Il y a des héritages que le temps ne dissout jamais. Même floqué « Issa » sur un maillot étranger, le défenseur central ne brisera jamais le baobab généalogique qui a vu naître ses aïeux au Sénégal. Après un divorce parental et une enfance bercée par l’Hexagone, il aura longtemps jeté son dévolu sur « Marianne », au détriment de « Kocc Barma ». Mais après de longues années passées à attendre une place chez les Tricolores, Issa Diop (29 ans) a fini par enfiler la tunique du Maroc, qu’il défend aujourd’hui avec hargne à la Coupe du monde 2026. Sous l’armure du Royaume chérifien, pourtant, coule un sang sénégalais resté tapie dans l’ombre, qui resurgit aujourd’hui au grand jour.
Le fils d’un Sénégalais, élevé à Toulouse
Tout commence par un grand-père : Lybasse Diop. Ancien joueur professionnel sénégalais passé notamment par les Girondins de Bordeaux, c’est par lui que ce nom si courant au Sénégal s’est inscrit durablement dans le football hexagonal des années 1970.
Né à Toulouse d’un père d’origine sénégalaise et d’une mère d’origine marocaine (infirmière psychiatrique), Issa Diop grandit dans la Ville Rose. Entre le club de quartier du SC Balma et le centre de formation du Toulouse FC rejoint à l’âge de neuf ans, lecolosse se construit, porteur sans le savoir d’un triple héritage : français par sa naissance, marocain par sa mère, et profondément sénégalais par son père et son grand-père.
Le refus du Sénégal et le rêve bleu brisé
Pendant des années, le choix de Diop a été d’une inflexibilité totale. Courtisé avec insistance par l’ancien staff des Lions de la Téranga en 2017 alors qu’il explosait à West Ham, le joueur avait poliment mais fermement décliné l’invitation du pays de son père.

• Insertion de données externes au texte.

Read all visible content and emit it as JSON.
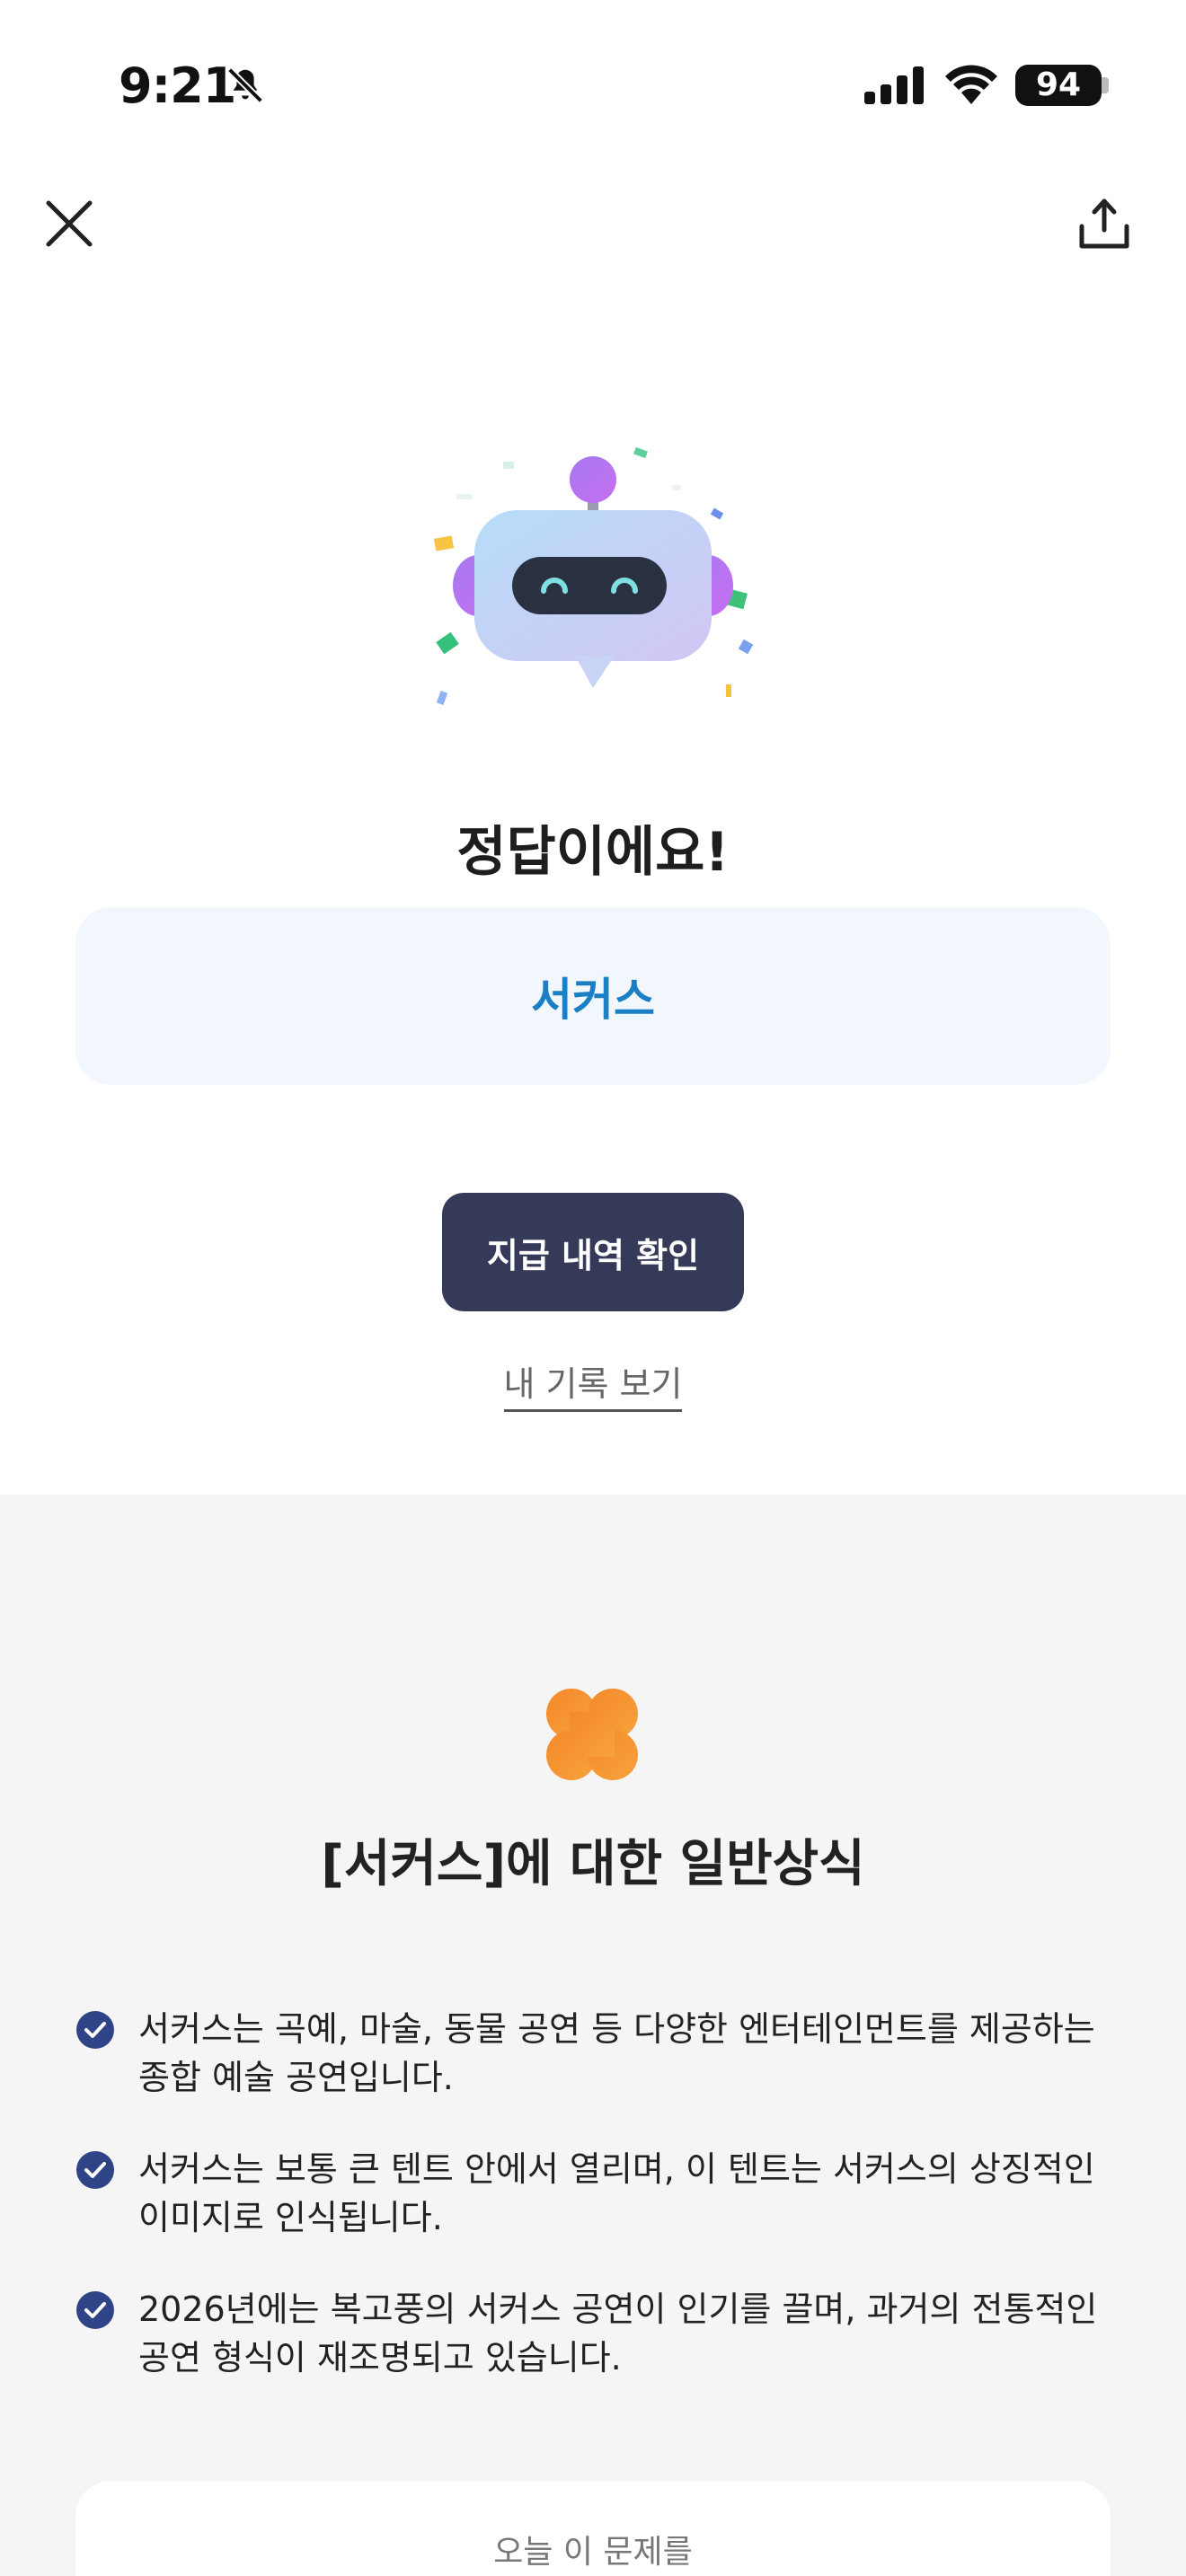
{
  "status": {
    "time": "9:21",
    "battery": "94"
  },
  "result": {
    "title": "정답이에요!",
    "answer": "서커스"
  },
  "actions": {
    "primary_label": "지급 내역 확인",
    "record_label": "내 기록 보기"
  },
  "trivia": {
    "title": "[서커스]에 대한 일반상식",
    "facts": [
      "서커스는 곡예, 마술, 동물 공연 등 다양한 엔터테인먼트를 제공하는 종합 예술 공연입니다.",
      "서커스는 보통 큰 텐트 안에서 열리며, 이 텐트는 서커스의 상징적인 이미지로 인식됩니다.",
      "2026년에는 복고풍의 서커스 공연이 인기를 끌며, 과거의 전통적인 공연 형식이 재조명되고 있습니다."
    ]
  },
  "card": {
    "text": "오늘 이 문제를"
  },
  "colors": {
    "accent": "#1a7fc4",
    "button": "#353a58",
    "clover": "#f5892a",
    "check": "#2f4486"
  }
}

Pour lui, choisir une autre sélection que la France relevait de l’hypocrisie : « Je suis né en France, je suis Français, je dois tout à la France, c’est mon pays », confiait-il à l’époque. Mais les portes de l’équipe de France A sont restées définitivement closes, poussant le joueur à reconsidérer son avenir international à l’approche de la trentaine.
Le clin d’œil du destin au Mondial 2026
L’histoire a finalement pris un tournant inattendu en mars 2026, lorsque le défenseur a officiellement répondu à l’appel du Maroc, le pays de sa mère. Mais le symbole le plus fort de cette trajectoire restera sans doute sa prestation mémorable à l’Estadio BBVA de Guadalupe (Mexique) lors des seizièmes de finale de cette Coupe du monde.
Quelques mois à peine après une rivalité sportive intense entre le Maroc et le Sénégal lors de la dernière CAN, ce joueur aux racines sénégalaises a inscrit le but de l’égalisation crucial offrant aux Lions de l’Atlas leur qualification pour le tour suivant.
Devenu le temps d’une soirée le visage de la résilience marocaine, Issa Diop résume à lui seul la complexité féconde des footballeurs issus de la diaspora africaine : un sang sénégalais transmis sur deux générations, un cœur longtemps tricolore, et un maillot finalement marocain honoré avec la mémoire d’un grand-père venu de Dakar.